Much has been written about the folly of water development in the American West, The region’s current multi-year drought has even inspired disaster literature. Last year’s “The Water Knife” by Paolo Bacigalupi imagines a world where a “Big Daddy Drought” has split the United States leaving power, and small armies, in the hands of regional water boards.

A new book by journalist-turned-academic John Fleck takes a different tack. “Water is for Fighting Over, and Other Myths about Water in the West” investigates some of the many times that the river’s users have cooperated, often with great success. Such occurrences are known to too few people – a situation Fleck acknowledges he once helped perpetuate. As a reporter in Albuquerque he started “steeped in old narratives of crisis, of communities at risk of running out of water.” But after data kept showing that water use was dropping and once-depleted groundwater supplies were rising, “I began writing stories about what success looked like.”

Fleck resists the temptation to replace a skeptical eye with rose-tinted spectacles. He is well aware that solutions have yet to create an ideal outcome. States still want to take their full share from Lake Mead. Yet the commendable reductions in water use across the region over the past 40 years or more demonstrate that such allocations, based on an overly generous assumption of sustainable river flows, are increasingly ridiculous.

The beauty of Fleck’s work, though, rests in elucidating the progress the region has made so far, even if it is achieved slowly and grudgingly. His analysis of the problems of Los Angeles’ West Coast Basin is a case in point. He details how one-upmanship and practical implementation of the worst aspects of game theory enabled local governments and authorities to delay an agreement to stop over-pumping the area’s increasingly saline aquifer. Elinor Ostrom, the only woman so far to win the Nobel Memorial Prize in Economic Sciences, began her career in the 1960s studying this case.

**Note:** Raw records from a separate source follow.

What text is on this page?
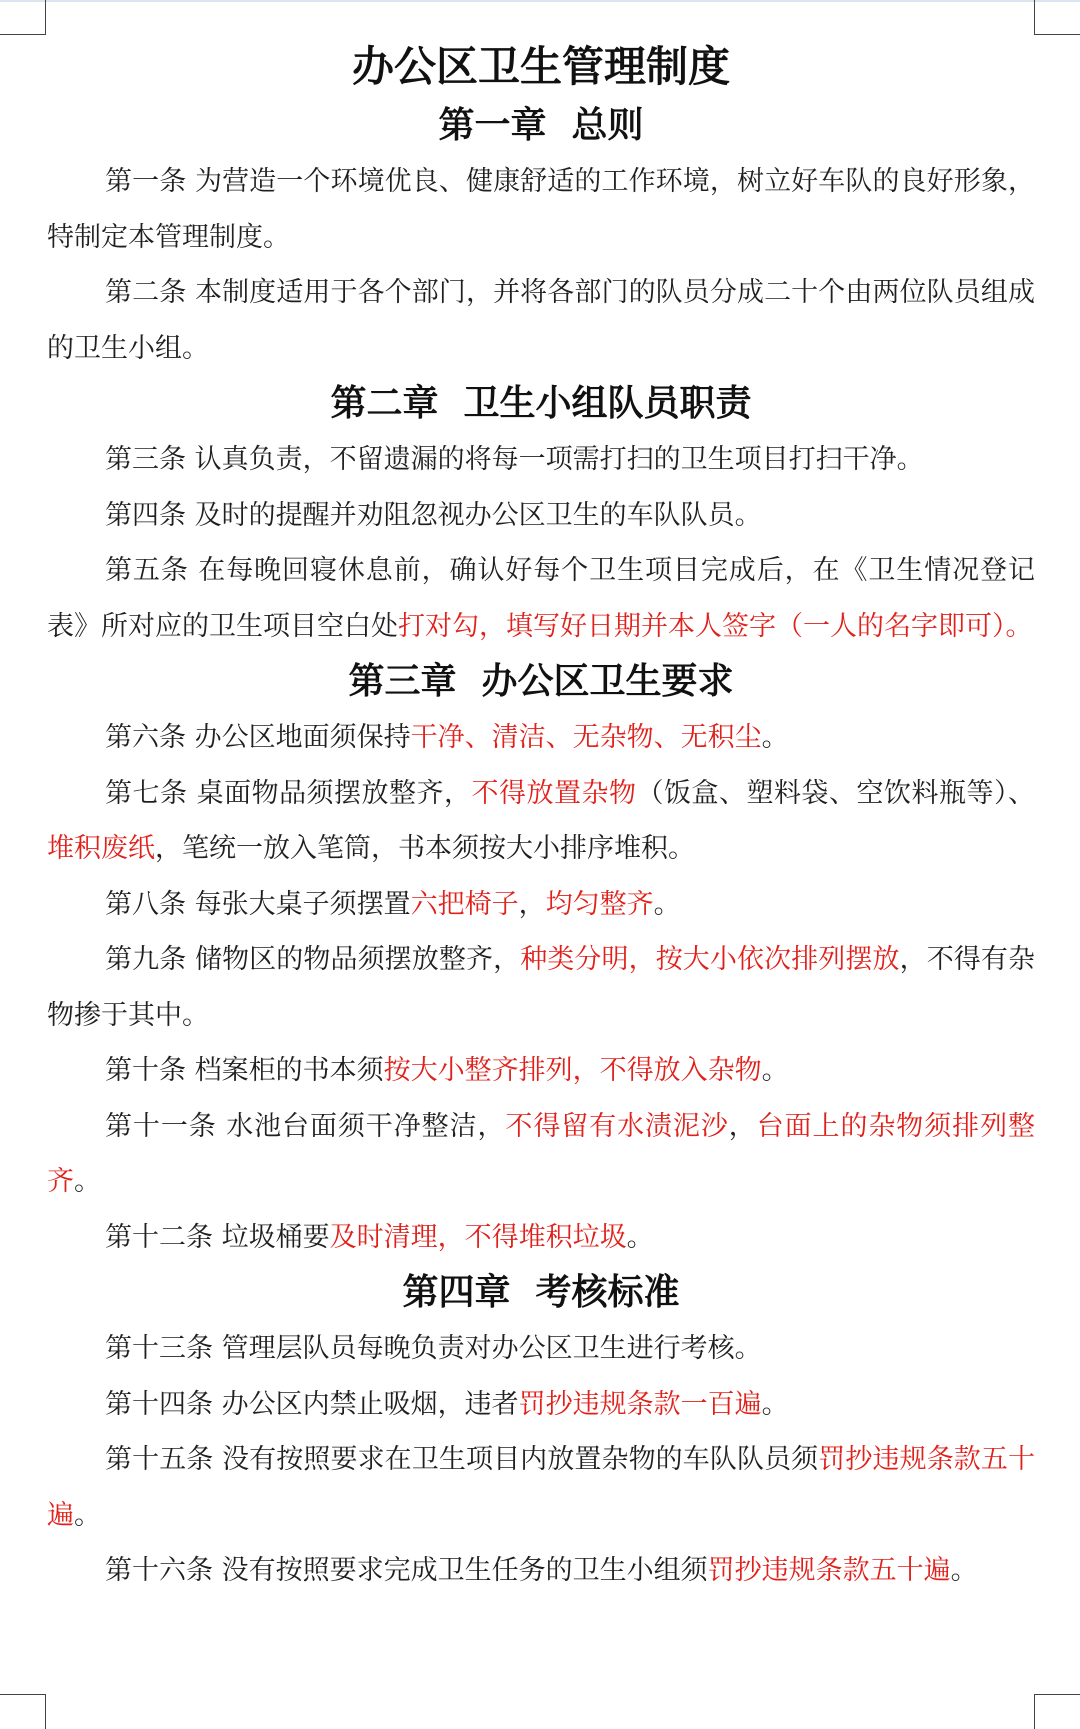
办公区卫生管理制度
第一章  总则

第一条 为营造一个环境优良、健康舒适的工作环境，树立好车队的良好形象，特制定本管理制度。

第二条 本制度适用于各个部门，并将各部门的队员分成二十个由两位队员组成的卫生小组。

第二章  卫生小组队员职责

第三条 认真负责，不留遗漏的将每一项需打扫的卫生项目打扫干净。

第四条 及时的提醒并劝阻忽视办公区卫生的车队队员。

第五条 在每晚回寝休息前，确认好每个卫生项目完成后，在《卫生情况登记表》所对应的卫生项目空白处打对勾，填写好日期并本人签字（一人的名字即可）。

第三章  办公区卫生要求

第六条 办公区地面须保持干净、清洁、无杂物、无积尘。

第七条 桌面物品须摆放整齐，不得放置杂物（饭盒、塑料袋、空饮料瓶等）、堆积废纸，笔统一放入笔筒，书本须按大小排序堆积。

第八条 每张大桌子须摆置六把椅子，均匀整齐。

第九条 储物区的物品须摆放整齐，种类分明，按大小依次排列摆放，不得有杂物掺于其中。

第十条 档案柜的书本须按大小整齐排列，不得放入杂物。

第十一条 水池台面须干净整洁，不得留有水渍泥沙，台面上的杂物须排列整齐。

第十二条 垃圾桶要及时清理，不得堆积垃圾。

第四章  考核标准

第十三条 管理层队员每晚负责对办公区卫生进行考核。

第十四条 办公区内禁止吸烟，违者罚抄违规条款一百遍。

第十五条 没有按照要求在卫生项目内放置杂物的车队队员须罚抄违规条款五十遍。

第十六条 没有按照要求完成卫生任务的卫生小组须罚抄违规条款五十遍。
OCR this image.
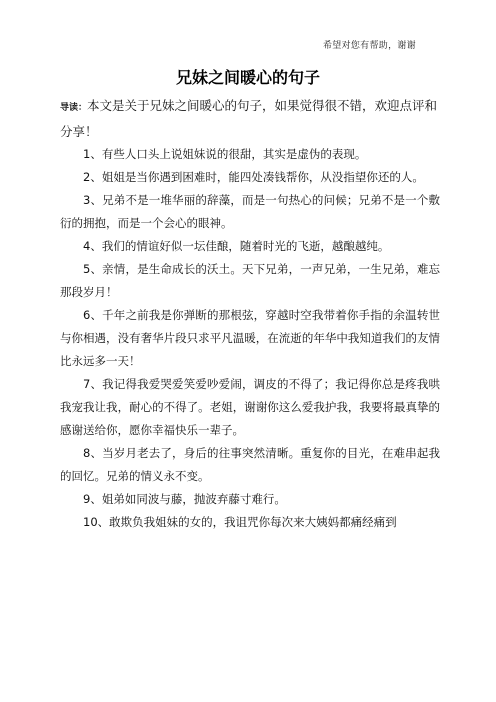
希望对您有帮助，谢谢
兄妹之间暖心的句子

导读：本文是关于兄妹之间暖心的句子，如果觉得很不错，欢迎点评和分享！

1、有些人口头上说姐妹说的很甜，其实是虚伪的表现。

2、姐姐是当你遇到困难时，能四处凑钱帮你，从没指望你还的人。

3、兄弟不是一堆华丽的辞藻，而是一句热心的问候；兄弟不是一个敷衍的拥抱，而是一个会心的眼神。

4、我们的情谊好似一坛佳酿，随着时光的飞逝，越酿越纯。

5、亲情，是生命成长的沃土。天下兄弟，一声兄弟，一生兄弟，难忘那段岁月！

6、千年之前我是你弹断的那根弦，穿越时空我带着你手指的余温转世与你相遇，没有奢华片段只求平凡温暖，在流逝的年华中我知道我们的友情比永远多一天！

7、我记得我爱哭爱笑爱吵爱闹，调皮的不得了；我记得你总是疼我哄我宠我让我，耐心的不得了。老姐，谢谢你这么爱我护我，我要将最真挚的感谢送给你，愿你幸福快乐一辈子。

8、当岁月老去了，身后的往事突然清晰。重复你的目光，在难串起我的回忆。兄弟的情义永不变。

9、姐弟如同波与藤，抛波弃藤寸难行。

10、敢欺负我姐妹的女的，我诅咒你每次来大姨妈都痛经痛到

Fleck also takes readers inside the decade-long process that resulted in a 2014 agreement which helped states wring a tad more water out of the Colorado River while allowing environmentalists to ensure a marshland across the border in Mexico was not affected.

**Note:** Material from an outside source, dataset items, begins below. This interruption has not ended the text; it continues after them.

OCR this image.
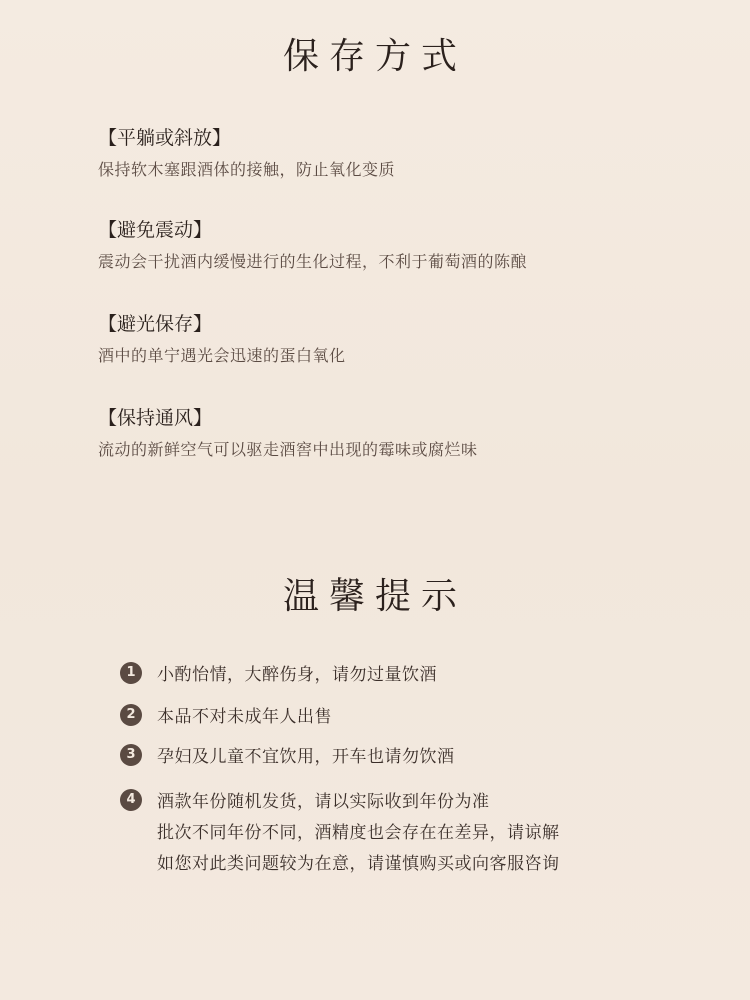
保存方式
【平躺或斜放】
保持软木塞跟酒体的接触，防止氧化变质
【避免震动】
震动会干扰酒内缓慢进行的生化过程，不利于葡萄酒的陈酿
【避光保存】
酒中的单宁遇光会迅速的蛋白氧化
【保持通风】
流动的新鲜空气可以驱走酒窖中出现的霉味或腐烂味
温馨提示
1	小酌怡情，大醉伤身，请勿过量饮酒
2	本品不对未成年人出售
3	孕妇及儿童不宜饮用，开车也请勿饮酒
4	酒款年份随机发货，请以实际收到年份为准
批次不同年份不同，酒精度也会存在在差异，请谅解
如您对此类问题较为在意，请谨慎购买或向客服咨询
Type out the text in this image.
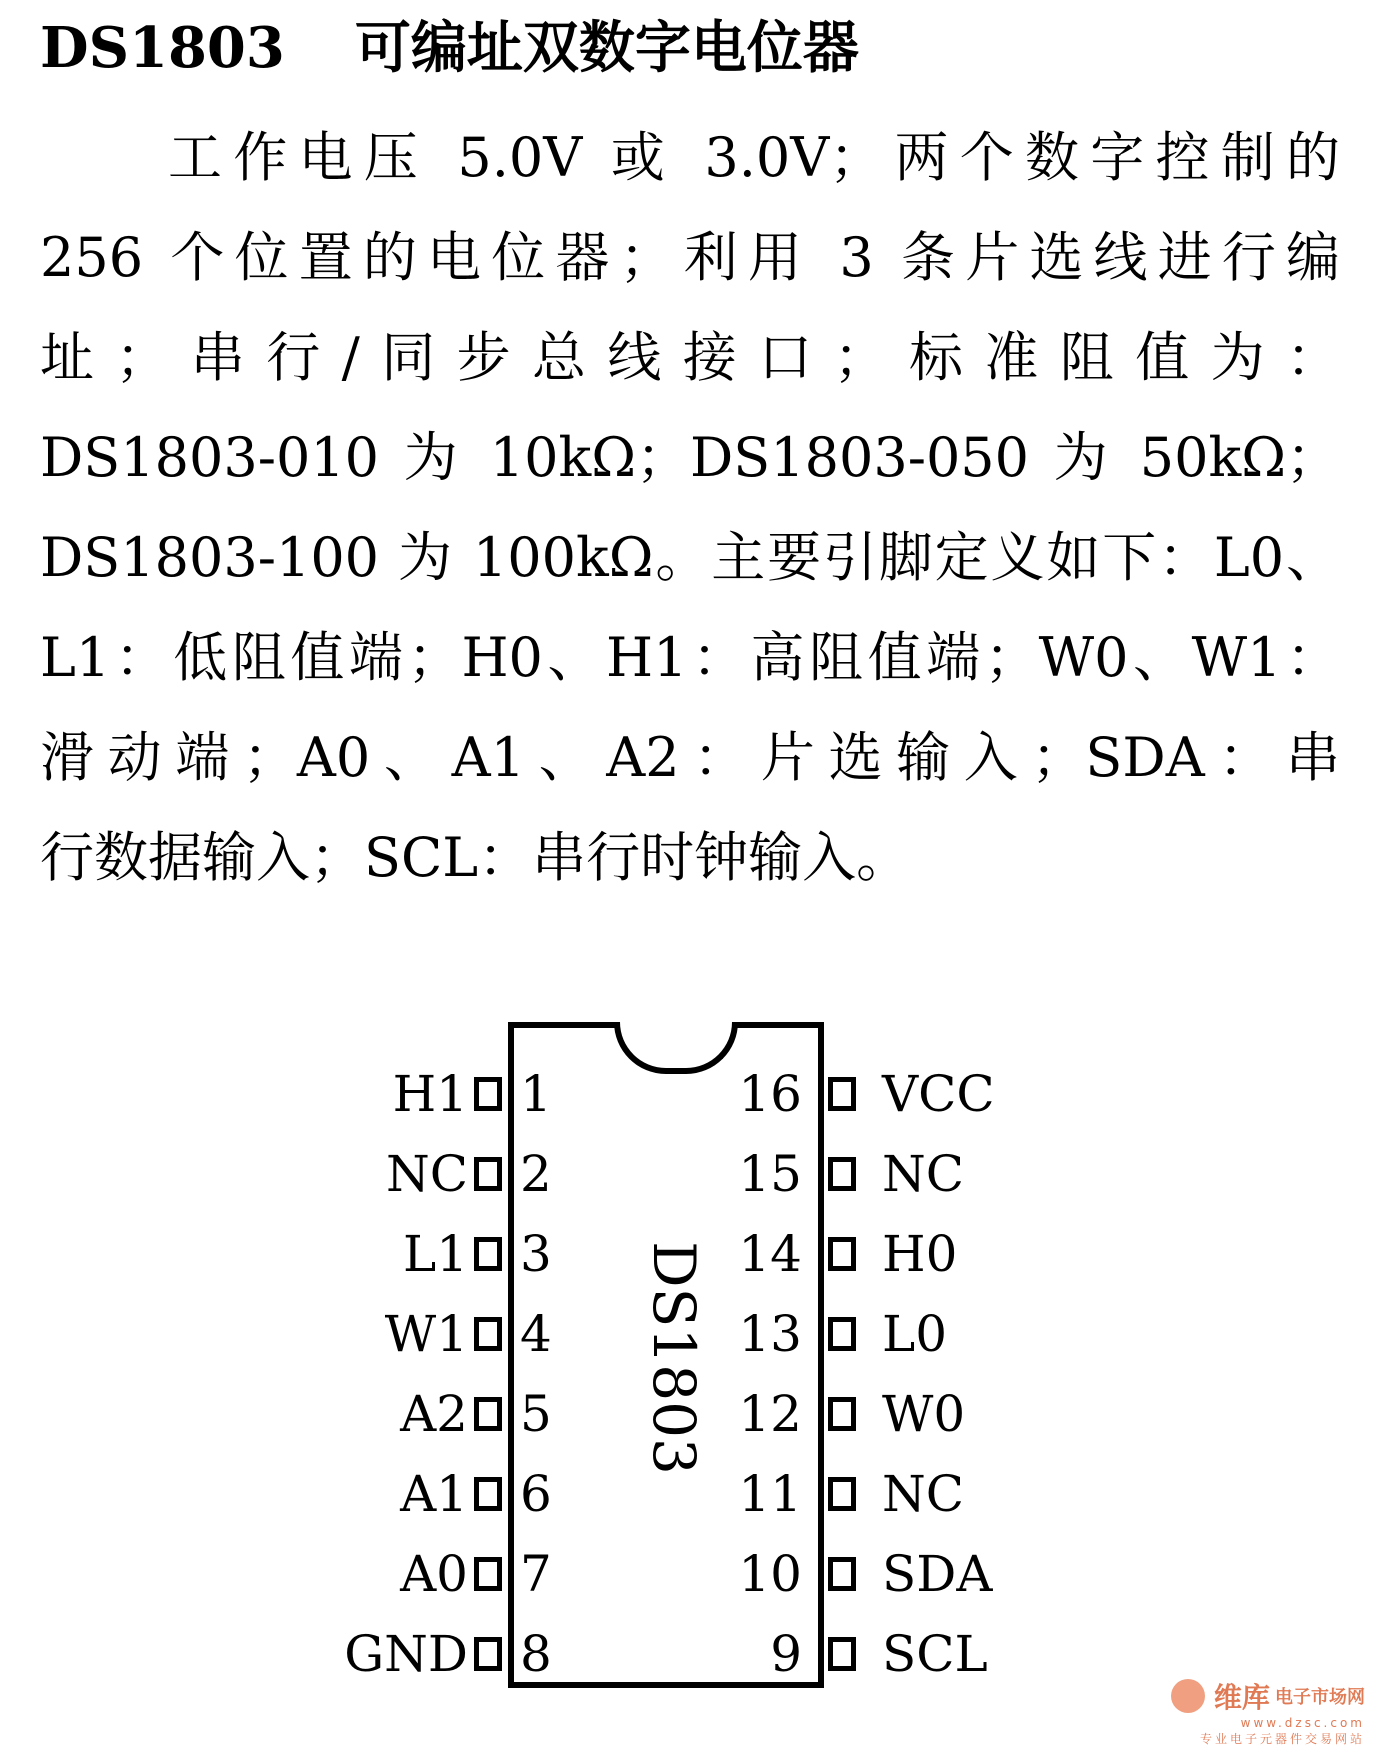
DS1803 可编址双数字电位器
工作电压 5.0V 或 3.0V；两个数字控制的
256 个位置的电位器；利用 3 条片选线进行编
址；串行/同步总线接口；标准阻值为：
DS1803-010 为 10kΩ；DS1803-050 为 50kΩ；
DS1803-100 为 100kΩ。主要引脚定义如下：L0、
L1：低阻值端；H0、H1：高阻值端；W0、W1：
滑动端；A0、A1、A2：片选输入；SDA：串
行数据输入；SCL：串行时钟输入。
DS1803
H1 1
NC 2
L1 3
W1 4
A2 5
A1 6
A0 7
GND 8
16 VCC
15 NC
14 H0
13 L0
12 W0
11 NC
10 SDA
9 SCL
维库 电子市场网
www.dzsc.com
专业电子元器件交易网站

The deal was small, involving less than 1 percent of the river’s flow. But its broader implications stand out. First, it involved officials representing a large number of the river’s users from the seven states, as well as environmentalists and the federal government – and, eventually, Mexico, where the river ends. An official from President George W. Bush’s administration set the ball rolling by persuading the two main antagonists, and others, to go on a rafting trip.

Second, the process encouraged the use of what Ostrom termed “cheap talk”. Those present initially participated as individuals rather than as spokespeople for their respective organizations. The idea was to foster workable relationships before getting to the nitty-gritty. As Fleck notes this “laid the groundwork” for discussions and deals that “can be replicated across the West.”

These are crucial lessons for governments and corporations around the world that rely on river basins racked by regional disputes and scarcity. In some cases division of the resources still rests on decades-old agreements long since overtaken by climatic, political and economic events. This is the case with the Colorado River, but also with the Nile and Jordan River basins. Israel and the Palestinian Authority have made some small progress in the past three years – helped in part by Israel’s high water recycling rate and its desalination know-how. Egypt’s defense of its historical use of Nile waters, though, is a big bone of contention for its 10 upstream rivals.

Intransigence and old enmities can run deep. But making the best and most sustainable use of water requires cooperation at the national, regional, and local levels. As experts gather this weekend to discuss precisely these issues at the annual Stockholm World Water Week, Fleck’s analysis could not be better timed.